Some leaf burn is expected but should not be bad if temperatures do not dip into the 20s, he said.
“There have been no real complaints about bugs or diseases, and conditions overall – from production to market – are much better than a year ago,” he said. “This cold front was a concern, but everything seems to be in decent condition. There is some concern about beet fields, but producers will keep the ground wet to protect the plants.”
Bounce-back year for winter vegetable crops
Producers in the Rio Grande Valley have been reporting average to above-average yields and below-average pressure from insects and disease, he said.
Market prices and demand for cool-season vegetables have been very strong, especially compared to this time last year, Anciso said.
“Last year was disastrous for a lot of producers,” he said. “Prices were low, and it was a bad production year between the winter storm, rains coming during harvest and problems with labor and trucking. There are still challenges, but the situation is much better this year.”
Anciso said better prices provide growers a better chance at profits due to higher input prices on everything from fertilizer and fuel to packaging and labor.
Vegetables are typically irrigated by drip tape that delivers water directly to plant roots, and fertilizer is spooned in for individual plants, Anciso said. Vegetables also require more nitrogen, phosphorous and potassium than row crops like corn or cotton.
Anciso said availability of crop maintenance supplies is of greater concern than higher prices for inputs.
“Some supplies like drip tape and plastic for low tunnels are in shorter supply than usual and therefor prices are higher,” he said. “But some things, if you can’t get it, you just can’t get it.”
Watching water, and Valley watersheds
Anciso said water is another looming concern for growers in the Rio Grande Valley. South Texas is a historically dry region, but irrigation has created year-round cropping opportunities due to its warmer climate.
Growers in the Rio Grande Valley prefer to control water rations for vegetable crops, Anciso said. Therefore, they prefer that the rain falls elsewhere in the watersheds that feed the lower Rio Grande River or the region’s primary reservoirs of Falcon Lake, between McAllen and Laredo, and Lake Amistad, north of Del Rio.
Falcon Lake’s capacity sits at 23% while Lake Amistad is around 48% capacity, Anciso said. Water districts are already rationing water allotments for agricultural production.
Anciso said it is still too early to tell, but water availability for spring-planted crops like corn, sorghum and cotton and the subsequent fall cropping season could be a concern.

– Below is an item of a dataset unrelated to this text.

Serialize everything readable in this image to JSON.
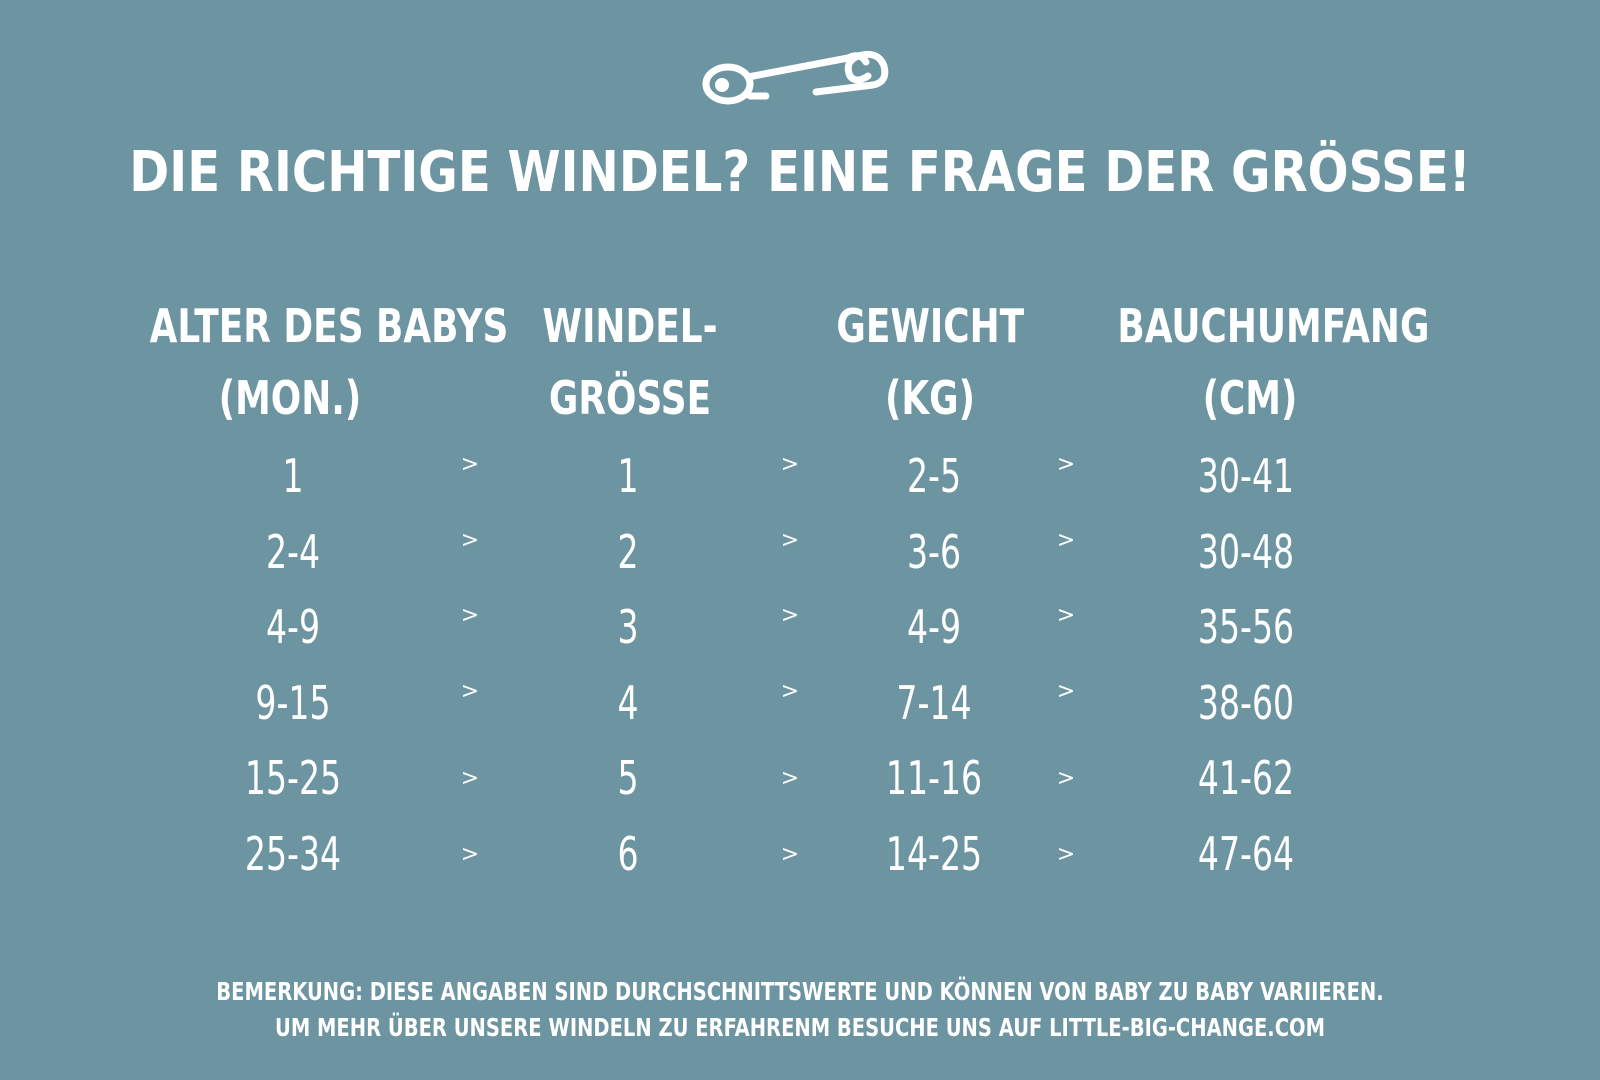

Lake Amistad controls downstream water flows that feed into Falcon Lake, but both are fed by watersheds in Mexico, west of the Rio Grande River.
It is a difficult spot for growers to be hoping for rain where it is needed and hoping against too much rain where it could put crops in jeopardy, he said.
“Growers want to avoid rainfall because it adds to crop maintenance when you have potential for more disease and pests. But the real problem rain presents is that it can cause production issues and delay harvest,” he said. “With crops like fresh vegetables, harvest needs to stay on schedule and any delay can leave produce rotting in the fields.”